In closing, I think Julia is an awesome language and I hope the community grows. I also hope industry begins to adopt it like academia already has.


  1. SIR stands for Susceptible, Infected and Recovered/Removed. I have not published my code because it is a solution for an assignment in the online course. 

  2. A typical example. This is the full documentation in Julia Help for the pie chart function pie in the Plots package: “Plot a pie diagram”. What? What are the keyword arguments? How do I rotate the chart? How do I add annotations?

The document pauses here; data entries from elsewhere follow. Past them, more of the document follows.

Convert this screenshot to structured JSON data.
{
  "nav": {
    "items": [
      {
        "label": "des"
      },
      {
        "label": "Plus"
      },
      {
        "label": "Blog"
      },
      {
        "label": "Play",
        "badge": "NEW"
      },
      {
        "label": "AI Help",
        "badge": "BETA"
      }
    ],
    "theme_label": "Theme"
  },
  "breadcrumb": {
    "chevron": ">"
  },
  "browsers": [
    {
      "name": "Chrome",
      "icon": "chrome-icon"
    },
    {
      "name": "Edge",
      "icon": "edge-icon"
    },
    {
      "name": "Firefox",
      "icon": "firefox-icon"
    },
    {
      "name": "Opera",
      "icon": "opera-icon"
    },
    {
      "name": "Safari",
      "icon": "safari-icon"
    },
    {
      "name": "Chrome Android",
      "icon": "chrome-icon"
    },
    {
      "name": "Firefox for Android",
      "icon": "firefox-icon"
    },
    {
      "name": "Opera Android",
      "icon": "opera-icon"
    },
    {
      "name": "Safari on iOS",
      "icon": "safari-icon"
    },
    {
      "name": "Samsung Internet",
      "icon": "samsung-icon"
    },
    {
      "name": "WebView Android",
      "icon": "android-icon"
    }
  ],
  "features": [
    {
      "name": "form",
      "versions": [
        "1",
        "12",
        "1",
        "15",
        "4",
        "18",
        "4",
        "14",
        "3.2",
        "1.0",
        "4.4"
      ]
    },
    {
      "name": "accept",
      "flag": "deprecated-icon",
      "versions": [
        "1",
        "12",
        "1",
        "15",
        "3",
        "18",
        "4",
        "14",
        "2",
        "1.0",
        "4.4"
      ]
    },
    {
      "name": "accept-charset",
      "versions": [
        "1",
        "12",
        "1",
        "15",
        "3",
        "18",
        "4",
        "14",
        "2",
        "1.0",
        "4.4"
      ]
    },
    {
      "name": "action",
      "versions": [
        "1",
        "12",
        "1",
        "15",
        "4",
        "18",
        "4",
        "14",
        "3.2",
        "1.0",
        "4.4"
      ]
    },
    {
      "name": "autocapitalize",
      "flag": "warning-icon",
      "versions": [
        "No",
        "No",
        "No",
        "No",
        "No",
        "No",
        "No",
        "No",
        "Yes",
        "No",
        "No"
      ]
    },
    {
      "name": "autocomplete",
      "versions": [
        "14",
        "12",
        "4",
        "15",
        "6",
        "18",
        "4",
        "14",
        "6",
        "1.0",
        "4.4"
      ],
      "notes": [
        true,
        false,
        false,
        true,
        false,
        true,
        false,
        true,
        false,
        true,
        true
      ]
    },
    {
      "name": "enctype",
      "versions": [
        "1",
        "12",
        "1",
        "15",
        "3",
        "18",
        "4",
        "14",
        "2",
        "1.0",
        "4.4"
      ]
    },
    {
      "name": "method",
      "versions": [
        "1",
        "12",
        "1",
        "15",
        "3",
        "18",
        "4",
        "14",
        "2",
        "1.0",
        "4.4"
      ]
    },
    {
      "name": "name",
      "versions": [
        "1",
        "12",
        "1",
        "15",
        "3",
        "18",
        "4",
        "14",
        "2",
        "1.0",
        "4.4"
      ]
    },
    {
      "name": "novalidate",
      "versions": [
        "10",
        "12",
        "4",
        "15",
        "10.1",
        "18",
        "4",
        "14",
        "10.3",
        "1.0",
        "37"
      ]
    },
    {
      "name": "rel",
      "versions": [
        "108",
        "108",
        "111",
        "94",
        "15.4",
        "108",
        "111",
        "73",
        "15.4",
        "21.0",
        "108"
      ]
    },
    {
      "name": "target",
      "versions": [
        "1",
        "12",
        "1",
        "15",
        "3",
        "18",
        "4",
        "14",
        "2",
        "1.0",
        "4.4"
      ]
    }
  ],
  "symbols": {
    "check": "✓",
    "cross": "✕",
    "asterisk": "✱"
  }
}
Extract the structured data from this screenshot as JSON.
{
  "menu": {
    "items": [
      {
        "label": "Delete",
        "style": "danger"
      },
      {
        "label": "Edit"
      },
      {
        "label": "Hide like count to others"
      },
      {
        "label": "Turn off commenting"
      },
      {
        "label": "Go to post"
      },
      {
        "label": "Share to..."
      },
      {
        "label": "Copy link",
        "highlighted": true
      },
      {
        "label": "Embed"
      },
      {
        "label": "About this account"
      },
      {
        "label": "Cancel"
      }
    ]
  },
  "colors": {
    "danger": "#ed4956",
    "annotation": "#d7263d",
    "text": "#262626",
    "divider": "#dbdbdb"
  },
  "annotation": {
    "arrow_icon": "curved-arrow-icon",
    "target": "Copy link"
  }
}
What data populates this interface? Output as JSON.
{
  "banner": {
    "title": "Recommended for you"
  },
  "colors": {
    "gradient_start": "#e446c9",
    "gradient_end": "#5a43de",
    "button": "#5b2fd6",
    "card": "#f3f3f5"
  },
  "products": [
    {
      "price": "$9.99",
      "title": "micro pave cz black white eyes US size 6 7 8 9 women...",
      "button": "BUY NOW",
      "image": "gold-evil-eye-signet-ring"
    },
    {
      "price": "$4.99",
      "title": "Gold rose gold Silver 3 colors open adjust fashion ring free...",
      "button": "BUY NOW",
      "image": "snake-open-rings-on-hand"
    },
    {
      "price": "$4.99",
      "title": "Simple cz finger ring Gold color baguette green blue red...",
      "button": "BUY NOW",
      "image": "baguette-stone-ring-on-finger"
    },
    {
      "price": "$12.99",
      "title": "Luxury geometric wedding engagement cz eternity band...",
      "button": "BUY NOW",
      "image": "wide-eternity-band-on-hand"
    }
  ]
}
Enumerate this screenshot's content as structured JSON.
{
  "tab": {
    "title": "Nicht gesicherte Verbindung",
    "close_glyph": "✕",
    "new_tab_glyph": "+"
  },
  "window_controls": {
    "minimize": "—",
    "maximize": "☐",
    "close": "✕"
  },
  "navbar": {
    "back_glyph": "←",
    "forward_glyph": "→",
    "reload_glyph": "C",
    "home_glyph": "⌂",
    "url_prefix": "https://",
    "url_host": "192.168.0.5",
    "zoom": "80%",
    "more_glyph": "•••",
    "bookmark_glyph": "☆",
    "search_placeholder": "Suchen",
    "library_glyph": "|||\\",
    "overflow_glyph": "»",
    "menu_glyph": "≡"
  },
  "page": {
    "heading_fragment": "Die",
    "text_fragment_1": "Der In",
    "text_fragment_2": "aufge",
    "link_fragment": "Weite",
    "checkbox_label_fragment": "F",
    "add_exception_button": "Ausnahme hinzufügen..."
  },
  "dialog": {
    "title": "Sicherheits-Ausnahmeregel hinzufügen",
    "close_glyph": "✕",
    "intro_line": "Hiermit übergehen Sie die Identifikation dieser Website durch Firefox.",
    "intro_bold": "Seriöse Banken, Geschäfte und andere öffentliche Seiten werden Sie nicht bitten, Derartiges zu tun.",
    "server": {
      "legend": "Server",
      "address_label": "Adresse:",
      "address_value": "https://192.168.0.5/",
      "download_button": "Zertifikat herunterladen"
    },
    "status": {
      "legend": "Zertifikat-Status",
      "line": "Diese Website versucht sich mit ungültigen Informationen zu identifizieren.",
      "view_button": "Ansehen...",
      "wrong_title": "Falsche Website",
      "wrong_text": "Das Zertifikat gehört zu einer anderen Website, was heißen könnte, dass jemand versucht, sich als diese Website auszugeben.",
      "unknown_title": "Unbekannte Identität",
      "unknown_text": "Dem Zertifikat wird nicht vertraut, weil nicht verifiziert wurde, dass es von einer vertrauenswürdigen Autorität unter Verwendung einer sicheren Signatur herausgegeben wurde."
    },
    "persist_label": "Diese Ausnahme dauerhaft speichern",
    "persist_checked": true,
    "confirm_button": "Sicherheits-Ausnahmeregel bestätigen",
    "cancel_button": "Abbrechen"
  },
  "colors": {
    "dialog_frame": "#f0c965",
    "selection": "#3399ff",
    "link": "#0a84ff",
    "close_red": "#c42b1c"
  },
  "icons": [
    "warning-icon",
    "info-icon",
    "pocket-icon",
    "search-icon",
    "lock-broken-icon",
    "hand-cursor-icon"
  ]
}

How do I set colours? 

  3. For example, the CSV.read(file_name) syntax in the 6 months old Computational Modelling course doesn’t work anymore. The new syntax requires you to specify the data sink type - it’s a good change. So the new syntax is: CSV.read(file_name, DataFrame)

  4. Exceptions to this are the operator functions such as + and *, which have 184 and 364 methods respectively. If one loads the DifferentialEquations package, this grows to 420 and 833 respectively.